Along with the additional $1,400 stimulus checks, Conway said the proposal also will help families in other ways, such as increasing the child tax credit to $3,000 per child and up to $3,600 for each child under the age of six.

“I think it’s a good connecting of the dots and I’m a fiscal conservative kind of guy,” Conway said. “You’ve got to be able to give families a helping hand here. It’s fair to ask though, where does all this money come from? Those same kids that mom and dad are getting the credit for are going to be paying for it for a long time. We have a massive fiscal deficit problem. There is a day of reckoning and a payment.”

Biden’s plan also calls for $350 billion in aid for state and local governments, extending the eviction moratorium through September and increasing federal unemployment benefits to $400 a month through September.

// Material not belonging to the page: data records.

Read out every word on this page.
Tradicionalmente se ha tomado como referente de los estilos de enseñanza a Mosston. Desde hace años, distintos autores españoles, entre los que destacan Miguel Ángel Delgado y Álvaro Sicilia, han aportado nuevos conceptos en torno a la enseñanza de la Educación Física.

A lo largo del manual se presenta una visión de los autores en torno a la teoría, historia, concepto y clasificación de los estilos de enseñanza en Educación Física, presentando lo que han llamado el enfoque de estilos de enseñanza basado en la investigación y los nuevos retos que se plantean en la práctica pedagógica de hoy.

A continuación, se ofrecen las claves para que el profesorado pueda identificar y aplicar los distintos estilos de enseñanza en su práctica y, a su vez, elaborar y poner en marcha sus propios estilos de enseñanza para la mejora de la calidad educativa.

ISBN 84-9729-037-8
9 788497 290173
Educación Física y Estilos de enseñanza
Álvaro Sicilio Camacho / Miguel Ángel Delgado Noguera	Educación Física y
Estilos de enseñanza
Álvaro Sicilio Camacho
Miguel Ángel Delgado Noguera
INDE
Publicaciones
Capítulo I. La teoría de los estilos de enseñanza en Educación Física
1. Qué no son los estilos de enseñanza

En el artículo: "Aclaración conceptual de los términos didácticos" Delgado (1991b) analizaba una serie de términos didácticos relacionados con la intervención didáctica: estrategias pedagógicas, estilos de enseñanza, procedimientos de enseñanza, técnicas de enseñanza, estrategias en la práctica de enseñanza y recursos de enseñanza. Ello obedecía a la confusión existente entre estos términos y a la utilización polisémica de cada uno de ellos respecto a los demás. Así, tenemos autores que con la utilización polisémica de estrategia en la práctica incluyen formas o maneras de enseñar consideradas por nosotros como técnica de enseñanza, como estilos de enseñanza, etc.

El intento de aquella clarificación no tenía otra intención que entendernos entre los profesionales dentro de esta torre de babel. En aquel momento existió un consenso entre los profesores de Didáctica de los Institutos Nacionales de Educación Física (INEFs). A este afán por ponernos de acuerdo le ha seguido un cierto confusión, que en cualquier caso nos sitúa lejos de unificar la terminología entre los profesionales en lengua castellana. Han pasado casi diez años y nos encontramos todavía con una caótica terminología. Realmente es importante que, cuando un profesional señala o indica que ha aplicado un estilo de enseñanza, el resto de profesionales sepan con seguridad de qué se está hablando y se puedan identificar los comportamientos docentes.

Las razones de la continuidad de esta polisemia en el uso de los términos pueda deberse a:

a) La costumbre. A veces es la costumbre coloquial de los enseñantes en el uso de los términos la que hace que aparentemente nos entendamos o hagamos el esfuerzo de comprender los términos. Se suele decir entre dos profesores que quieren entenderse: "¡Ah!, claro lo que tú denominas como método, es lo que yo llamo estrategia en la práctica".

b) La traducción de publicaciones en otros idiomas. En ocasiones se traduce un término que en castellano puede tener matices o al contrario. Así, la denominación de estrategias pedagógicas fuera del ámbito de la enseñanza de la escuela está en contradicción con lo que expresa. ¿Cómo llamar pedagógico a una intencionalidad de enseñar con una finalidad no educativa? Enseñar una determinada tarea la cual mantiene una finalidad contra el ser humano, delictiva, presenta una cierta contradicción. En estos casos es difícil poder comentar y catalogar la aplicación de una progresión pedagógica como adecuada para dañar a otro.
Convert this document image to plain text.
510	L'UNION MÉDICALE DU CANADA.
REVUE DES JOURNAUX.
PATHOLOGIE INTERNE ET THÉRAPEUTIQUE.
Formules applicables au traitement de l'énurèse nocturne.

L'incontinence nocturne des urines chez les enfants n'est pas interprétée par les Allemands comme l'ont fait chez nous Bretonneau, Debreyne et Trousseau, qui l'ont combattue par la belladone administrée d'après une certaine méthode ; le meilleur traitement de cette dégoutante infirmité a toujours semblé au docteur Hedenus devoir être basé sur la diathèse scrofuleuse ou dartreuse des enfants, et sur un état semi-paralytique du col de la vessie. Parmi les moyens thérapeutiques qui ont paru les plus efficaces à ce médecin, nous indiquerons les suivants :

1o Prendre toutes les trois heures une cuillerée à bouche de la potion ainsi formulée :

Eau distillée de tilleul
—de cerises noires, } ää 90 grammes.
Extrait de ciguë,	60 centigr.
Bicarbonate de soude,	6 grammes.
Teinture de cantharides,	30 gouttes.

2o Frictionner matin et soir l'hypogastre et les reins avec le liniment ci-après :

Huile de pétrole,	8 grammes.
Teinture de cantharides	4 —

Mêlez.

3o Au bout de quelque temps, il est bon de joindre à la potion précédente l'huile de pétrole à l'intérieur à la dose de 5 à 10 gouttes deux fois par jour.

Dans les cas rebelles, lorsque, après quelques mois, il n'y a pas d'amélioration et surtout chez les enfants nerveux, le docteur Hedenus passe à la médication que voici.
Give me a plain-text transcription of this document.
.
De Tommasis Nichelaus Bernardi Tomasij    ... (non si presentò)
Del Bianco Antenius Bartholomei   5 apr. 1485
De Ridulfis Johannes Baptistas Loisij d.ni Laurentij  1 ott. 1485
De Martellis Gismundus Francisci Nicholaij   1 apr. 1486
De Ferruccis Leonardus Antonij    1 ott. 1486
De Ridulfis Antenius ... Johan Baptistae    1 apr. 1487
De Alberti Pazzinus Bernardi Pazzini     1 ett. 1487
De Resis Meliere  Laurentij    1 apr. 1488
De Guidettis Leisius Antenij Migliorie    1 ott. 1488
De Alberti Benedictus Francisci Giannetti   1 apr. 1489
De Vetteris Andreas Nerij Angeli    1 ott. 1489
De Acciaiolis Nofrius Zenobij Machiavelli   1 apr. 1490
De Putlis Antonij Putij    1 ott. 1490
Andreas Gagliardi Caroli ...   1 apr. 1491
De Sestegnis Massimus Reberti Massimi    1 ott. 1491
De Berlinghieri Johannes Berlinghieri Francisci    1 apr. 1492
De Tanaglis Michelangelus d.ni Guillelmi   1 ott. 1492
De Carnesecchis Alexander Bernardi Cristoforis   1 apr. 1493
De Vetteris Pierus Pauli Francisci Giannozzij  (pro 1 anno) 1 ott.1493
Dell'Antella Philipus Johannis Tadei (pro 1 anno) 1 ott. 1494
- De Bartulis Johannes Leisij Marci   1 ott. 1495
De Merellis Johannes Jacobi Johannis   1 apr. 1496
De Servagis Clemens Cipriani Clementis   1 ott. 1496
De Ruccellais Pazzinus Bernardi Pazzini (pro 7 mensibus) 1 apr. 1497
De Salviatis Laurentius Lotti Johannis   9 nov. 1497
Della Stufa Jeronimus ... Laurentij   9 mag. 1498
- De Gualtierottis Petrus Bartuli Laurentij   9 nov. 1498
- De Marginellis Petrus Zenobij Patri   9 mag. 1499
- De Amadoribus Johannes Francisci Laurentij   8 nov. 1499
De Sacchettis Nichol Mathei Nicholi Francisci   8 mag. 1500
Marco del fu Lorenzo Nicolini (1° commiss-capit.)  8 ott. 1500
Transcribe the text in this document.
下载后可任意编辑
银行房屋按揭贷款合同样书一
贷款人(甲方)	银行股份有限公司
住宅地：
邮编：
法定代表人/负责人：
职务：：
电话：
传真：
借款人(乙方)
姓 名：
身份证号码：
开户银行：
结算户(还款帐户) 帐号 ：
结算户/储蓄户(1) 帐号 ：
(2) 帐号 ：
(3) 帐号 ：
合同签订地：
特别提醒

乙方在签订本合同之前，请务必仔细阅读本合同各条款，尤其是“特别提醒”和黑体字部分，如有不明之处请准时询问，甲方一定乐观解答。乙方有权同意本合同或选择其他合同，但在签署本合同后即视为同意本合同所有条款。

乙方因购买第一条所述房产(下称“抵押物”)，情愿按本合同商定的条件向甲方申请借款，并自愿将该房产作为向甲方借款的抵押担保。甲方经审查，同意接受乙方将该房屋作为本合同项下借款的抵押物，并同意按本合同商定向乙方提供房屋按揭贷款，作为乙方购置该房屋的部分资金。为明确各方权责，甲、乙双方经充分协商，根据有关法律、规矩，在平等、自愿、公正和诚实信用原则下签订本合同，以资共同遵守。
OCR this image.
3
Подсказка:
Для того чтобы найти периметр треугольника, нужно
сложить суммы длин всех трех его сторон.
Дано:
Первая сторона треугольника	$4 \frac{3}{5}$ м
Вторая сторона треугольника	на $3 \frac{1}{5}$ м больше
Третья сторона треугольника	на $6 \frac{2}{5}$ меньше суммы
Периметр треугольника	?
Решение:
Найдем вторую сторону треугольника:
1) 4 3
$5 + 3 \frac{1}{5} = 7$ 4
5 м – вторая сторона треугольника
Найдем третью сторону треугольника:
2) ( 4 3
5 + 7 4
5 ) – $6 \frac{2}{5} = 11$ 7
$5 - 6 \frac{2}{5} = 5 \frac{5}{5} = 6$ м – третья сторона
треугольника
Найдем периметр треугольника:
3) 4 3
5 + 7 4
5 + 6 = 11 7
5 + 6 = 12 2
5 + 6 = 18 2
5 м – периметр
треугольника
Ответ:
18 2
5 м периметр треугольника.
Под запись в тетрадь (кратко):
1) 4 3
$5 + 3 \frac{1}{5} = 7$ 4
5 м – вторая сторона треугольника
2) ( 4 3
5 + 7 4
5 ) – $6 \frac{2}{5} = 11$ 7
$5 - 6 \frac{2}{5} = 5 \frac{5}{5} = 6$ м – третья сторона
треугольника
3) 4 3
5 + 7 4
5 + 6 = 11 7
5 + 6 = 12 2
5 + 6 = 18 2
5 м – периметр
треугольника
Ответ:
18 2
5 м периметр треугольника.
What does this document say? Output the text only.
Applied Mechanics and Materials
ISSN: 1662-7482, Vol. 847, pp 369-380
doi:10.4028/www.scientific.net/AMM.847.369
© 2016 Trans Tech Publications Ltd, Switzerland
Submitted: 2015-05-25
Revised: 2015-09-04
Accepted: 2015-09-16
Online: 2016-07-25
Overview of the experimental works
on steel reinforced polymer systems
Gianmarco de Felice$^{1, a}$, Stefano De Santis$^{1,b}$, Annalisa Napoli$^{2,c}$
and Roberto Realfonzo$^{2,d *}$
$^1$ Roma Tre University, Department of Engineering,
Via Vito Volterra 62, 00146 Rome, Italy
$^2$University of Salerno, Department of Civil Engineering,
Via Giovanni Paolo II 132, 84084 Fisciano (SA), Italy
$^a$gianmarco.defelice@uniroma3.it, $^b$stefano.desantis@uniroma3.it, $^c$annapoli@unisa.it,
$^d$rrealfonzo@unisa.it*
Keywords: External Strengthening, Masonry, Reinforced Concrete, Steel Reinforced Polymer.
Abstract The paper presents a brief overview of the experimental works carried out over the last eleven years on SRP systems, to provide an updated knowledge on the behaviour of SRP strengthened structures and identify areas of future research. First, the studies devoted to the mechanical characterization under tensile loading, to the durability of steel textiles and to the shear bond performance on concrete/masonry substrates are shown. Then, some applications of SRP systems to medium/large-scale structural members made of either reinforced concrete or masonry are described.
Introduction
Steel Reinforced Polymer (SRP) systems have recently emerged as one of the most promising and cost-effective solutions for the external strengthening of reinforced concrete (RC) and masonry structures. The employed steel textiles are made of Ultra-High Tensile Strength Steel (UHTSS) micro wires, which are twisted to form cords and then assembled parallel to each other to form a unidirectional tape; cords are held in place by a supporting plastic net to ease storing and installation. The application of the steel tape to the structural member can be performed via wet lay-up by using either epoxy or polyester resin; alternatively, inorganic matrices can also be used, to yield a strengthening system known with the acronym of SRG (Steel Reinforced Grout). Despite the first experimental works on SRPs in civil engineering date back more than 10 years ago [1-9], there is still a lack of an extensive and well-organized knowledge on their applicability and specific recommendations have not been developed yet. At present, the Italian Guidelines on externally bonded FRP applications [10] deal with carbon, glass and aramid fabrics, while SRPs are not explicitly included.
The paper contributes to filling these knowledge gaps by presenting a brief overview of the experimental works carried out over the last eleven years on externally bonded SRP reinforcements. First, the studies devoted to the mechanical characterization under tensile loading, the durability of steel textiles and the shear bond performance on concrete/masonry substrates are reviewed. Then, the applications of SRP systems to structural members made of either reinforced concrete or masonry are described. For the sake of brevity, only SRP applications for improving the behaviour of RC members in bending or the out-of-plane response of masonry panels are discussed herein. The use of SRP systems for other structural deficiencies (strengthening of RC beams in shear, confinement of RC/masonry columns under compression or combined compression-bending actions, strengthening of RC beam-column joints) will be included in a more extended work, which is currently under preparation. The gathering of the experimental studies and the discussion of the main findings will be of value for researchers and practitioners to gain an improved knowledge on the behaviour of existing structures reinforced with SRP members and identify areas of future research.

That’s something else that will help people like Nelson make it through.

“It would certainly help me get through to a new job because I’m very hopeful that I’ll have something in the next few months,” she said.

With Democrats soon to control both the House and Senate, this package, or something similar, seems likely to pass, but there is one thing in the plan that Republicans may take issue with: the longtime Democratic dream of increasing the federal minimum wage to $15 an hour.

“That’s the hot button that’s probably going to inflame and polarize people,” Conway said. “Does a small business that’s trying to get open, can they afford to pay the 15 dollars?”

It’s a question that will be debated when the bill goes to Congress.